A violência armada no Brasil tem impacto direto não apenas na segurança pública, mas também no orçamento e na capacidade de resposta do Sistema Único de Saúde. Levantamento do Instituto Sou da Paz aponta que, nos últimos dez anos, o SUS desembolsou R$ 556 milhões apenas com internações hospitalares de vítimas feridas por armas de fogo.
Os dados, obtidos a partir do Sistema de Informações Hospitalares do Ministério da Saúde, mostram que o gasto médio anual ultrapassa R$ 56 milhões. Somente em 2024, cerca de 15,8 mil pessoas precisaram ser internadas na rede pública após serem baleadas, gerando um custo de R$ 42,3 milhões.
O estudo revela que esse tipo de atendimento é significativamente mais caro do que outras internações. Cada paciente ferido por arma de fogo custou, em média, R$ 2.680 ao SUS em 2024, valor mais de duas vezes superior ao gasto federal médio per capita em saúde no mesmo período.
Segundo especialistas, os números reforçam a necessidade de tratar a violência armada como um problema de saúde pública. As internações por armas de fogo custam cerca de 80% a mais do que aquelas decorrentes de agressões físicas ou por objetos cortantes, mesmo sendo todas formas recorrentes de violência interpessoal no país.
O levantamento não inclui despesas com atendimentos ambulatoriais, reabilitação física, acompanhamento psicológico nem custos assumidos por estados, municípios ou hospitais privados. Ainda assim, os dados já indicam um peso expressivo sobre o sistema público.

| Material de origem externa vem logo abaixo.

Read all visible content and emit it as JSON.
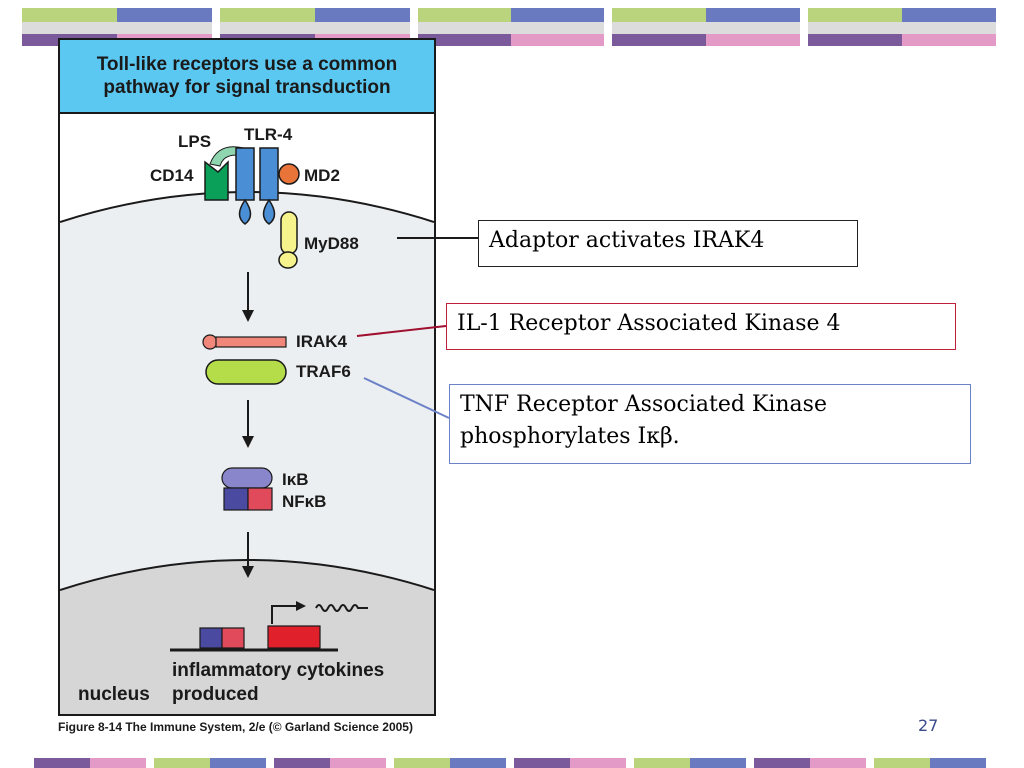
{
  "figure": {
    "title": "Toll-like receptors use a common pathway for signal transduction",
    "labels": {
      "lps": "LPS",
      "tlr4": "TLR-4",
      "cd14": "CD14",
      "md2": "MD2",
      "myd88": "MyD88",
      "irak4": "IRAK4",
      "traf6": "TRAF6",
      "ikb": "IκB",
      "nfkb": "NFκB",
      "inflammatory": "inflammatory cytokines",
      "produced": "produced",
      "nucleus": "nucleus"
    },
    "caption": "Figure 8-14  The Immune System, 2/e (© Garland Science 2005)"
  },
  "callouts": {
    "adaptor": "Adaptor activates IRAK4",
    "irak4": "IL-1 Receptor Associated Kinase 4",
    "traf6_line1": "TNF Receptor Associated Kinase",
    "traf6_line2": "phosphorylates Iκβ."
  },
  "page_number": "27",
  "colors": {
    "title_bg": "#5bc8f2",
    "membrane_cytoplasm": "#eceff1",
    "nucleus": "#d6d6d6",
    "cd14": "#0aa05a",
    "tlr4": "#4a8fd6",
    "md2": "#e8743a",
    "myd88": "#f6f28c",
    "irak4": "#f0877a",
    "traf6": "#b5dd4a",
    "ikb": "#8a86cc",
    "nfkb_left": "#4a4aa0",
    "nfkb_right": "#e04a5a",
    "gene_red": "#e0202a",
    "deco_green": "#b9d47c",
    "deco_blue": "#6a7ac0",
    "deco_purple": "#7a5a9a",
    "deco_pink": "#e39ac6"
  }
}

A maioria das internações está ligada a agressões intencionais, que representam mais de 77% dos casos. Acidentes respondem por cerca de 15%, enquanto tentativas de suicídio, embora menos frequentes, apresentaram crescimento significativo nos últimos anos, acendendo um alerta para a saúde mental.
O perfil das vítimas segue um padrão conhecido. A grande maioria é composta por homens jovens e pessoas negras. Quase metade dos pacientes tem entre 15 e 29 anos, o que evidencia desigualdades estruturais e sociais que se refletem tanto na violência quanto na sobrecarga do sistema de saúde.
As diferenças regionais também chamam atenção. Nordeste e Norte concentram as maiores taxas de internação por arma de fogo, com estados onde o número de mortes supera amplamente o de hospitalizações, indicando alta letalidade e dificuldades de acesso ao atendimento.
Além do impacto financeiro, a violência armada afeta o funcionamento cotidiano das unidades de saúde. Em áreas dominadas por grupos armados, serviços são interrompidos, profissionais trabalham sob constante pressão e comunidades ficam temporariamente sem acesso a cuidados básicos.
Especialistas defendem que políticas de segurança pública precisam dialogar diretamente com a saúde, a assistência social e a prevenção. Investimentos em políticas sociais, controle responsável de armas, fortalecimento da saúde mental e uso qualificado de dados são apontados como caminhos para reduzir a violência e, consequentemente, o custo humano e financeiro que ela impõe ao país.
Enquanto a violência armada continuar sendo tratada apenas como um problema policial, o Brasil seguirá pagando uma conta elevada, tanto em vidas perdidas quanto em recursos públicos que poderiam ser destinados a ampliar e qualificar o atendimento em saúde.